9th Oct 2019 10:46
(Alliance News) - Moody's Investor Service said Wednesday that UK utility firms will see a fall in revenue, and therefore weaker credit metrics, as regulators seek to limit water and energy bills.
The credit ratings agency said regulators "increasingly narrow interpretation" of how a utility company can finance its operations means the firms' credit metrics "may no longer support strong investment grade ratings".
This could affect such London-listed water works as Severn Trent PLC, United Utilities Group PLC, Pennon Group PLC and electricity suppliers like British Gas-owner Centrica PLC and SSE PLC.
"UK regulators appear willing to accept weaker ratings on the basis of actual company performance as the price to pay for ensuring lower customer bills and greater public legitimacy," said Stefanie Voelz, a Moody's vice president & senior credit officer. "Highly leveraged companies with expensive long-dated debt or weak operational performance are most exposed to lower allowed returns."
In July, Ofwat - the UK's water regulator - said it is targeting a GBP50 drop in annual water bills, as well as a further GBP12 billion of investment into the water network.
At the unveiling of its 2019 price review, which included a "major" package of investment, Ofwat said water companies should invest GBP6 million a day over the next five years, which will help cut bills for customers by around GBP50 a year.
The following month the UK energy regulator, Ofgem, decided it wants to lower energy price caps for 15 million customers due to a fall in wholesale energy costs.
From the start of October, the Office of Gas & Electricity Markets will apply a default tariff price cap of GBP1,179 per year from GBP1,254 previously. For prepayment customers, the cap will fall to GBP1,217 from GBP1,242 previously.
The Competition & Markets Authority agreed to bring the methodology for adjusting the price cap for prepayment customers in line with those on default tariffs.
The regulator made the move after wholesale energy prices fell "significantly" between February and June.

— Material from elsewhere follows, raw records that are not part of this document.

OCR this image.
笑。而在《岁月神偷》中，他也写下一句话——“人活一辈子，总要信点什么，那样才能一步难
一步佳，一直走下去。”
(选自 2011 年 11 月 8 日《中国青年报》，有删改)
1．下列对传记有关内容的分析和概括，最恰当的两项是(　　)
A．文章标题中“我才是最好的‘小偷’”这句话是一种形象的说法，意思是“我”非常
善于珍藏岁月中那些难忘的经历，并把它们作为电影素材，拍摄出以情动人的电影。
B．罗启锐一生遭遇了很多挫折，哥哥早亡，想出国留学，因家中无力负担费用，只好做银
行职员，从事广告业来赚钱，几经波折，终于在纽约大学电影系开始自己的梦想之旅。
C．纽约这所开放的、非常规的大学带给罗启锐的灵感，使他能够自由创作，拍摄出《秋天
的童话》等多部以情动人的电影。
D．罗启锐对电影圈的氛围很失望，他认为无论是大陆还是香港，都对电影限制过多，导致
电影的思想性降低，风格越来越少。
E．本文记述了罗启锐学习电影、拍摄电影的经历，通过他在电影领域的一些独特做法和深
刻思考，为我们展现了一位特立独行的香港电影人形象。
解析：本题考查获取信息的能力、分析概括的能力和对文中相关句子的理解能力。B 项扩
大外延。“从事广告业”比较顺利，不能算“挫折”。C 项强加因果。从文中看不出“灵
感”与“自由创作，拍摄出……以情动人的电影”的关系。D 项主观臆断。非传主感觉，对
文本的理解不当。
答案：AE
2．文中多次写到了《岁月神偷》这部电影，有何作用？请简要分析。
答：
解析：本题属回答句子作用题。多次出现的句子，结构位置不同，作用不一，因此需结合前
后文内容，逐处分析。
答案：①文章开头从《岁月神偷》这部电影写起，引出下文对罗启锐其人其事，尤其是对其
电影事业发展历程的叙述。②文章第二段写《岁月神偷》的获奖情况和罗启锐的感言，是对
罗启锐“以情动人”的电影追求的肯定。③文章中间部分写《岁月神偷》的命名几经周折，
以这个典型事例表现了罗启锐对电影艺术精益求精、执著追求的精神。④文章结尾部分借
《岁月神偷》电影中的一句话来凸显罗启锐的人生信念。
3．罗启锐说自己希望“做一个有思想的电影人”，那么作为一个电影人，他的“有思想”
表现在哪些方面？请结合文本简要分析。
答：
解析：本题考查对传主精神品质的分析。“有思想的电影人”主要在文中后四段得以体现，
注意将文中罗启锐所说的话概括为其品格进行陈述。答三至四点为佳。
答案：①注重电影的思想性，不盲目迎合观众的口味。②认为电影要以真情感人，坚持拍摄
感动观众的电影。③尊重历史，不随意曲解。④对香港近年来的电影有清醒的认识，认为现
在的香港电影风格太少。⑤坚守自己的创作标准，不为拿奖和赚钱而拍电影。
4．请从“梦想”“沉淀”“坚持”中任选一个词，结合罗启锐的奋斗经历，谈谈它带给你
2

This followed a mixture of low customer demand and strong gas supply and storage levels.
Moody's said the covenants for utility companies is currently credit positive but noted the "devil is in the detail".
"Although restrictions included in covenanted financing structures enhance the credit quality of operating companies, regulatory changes and financial structuring by some companies have reduced their effectiveness," Moody's added.
The credit rater continued: "As a consequence, rating downgrades may trigger lock-up provisions in credit agreements or licences before financial ratio breaches bite. Where covenants or rating triggers do result in trapping cash at operating companies, Moody's sees increasing risk that they could cut off the distributions needed to service debt at rated holding companies."
Moody's noted these regulatory price reviews are still not finalised and although the current proposals "point towards increasing risk", things could improve for utility firms for a number of reasons.
These include appealing to the CMA if the firms don't like the final decision and also noted management and shareholders may be able to "take additional measures to protect credit quality".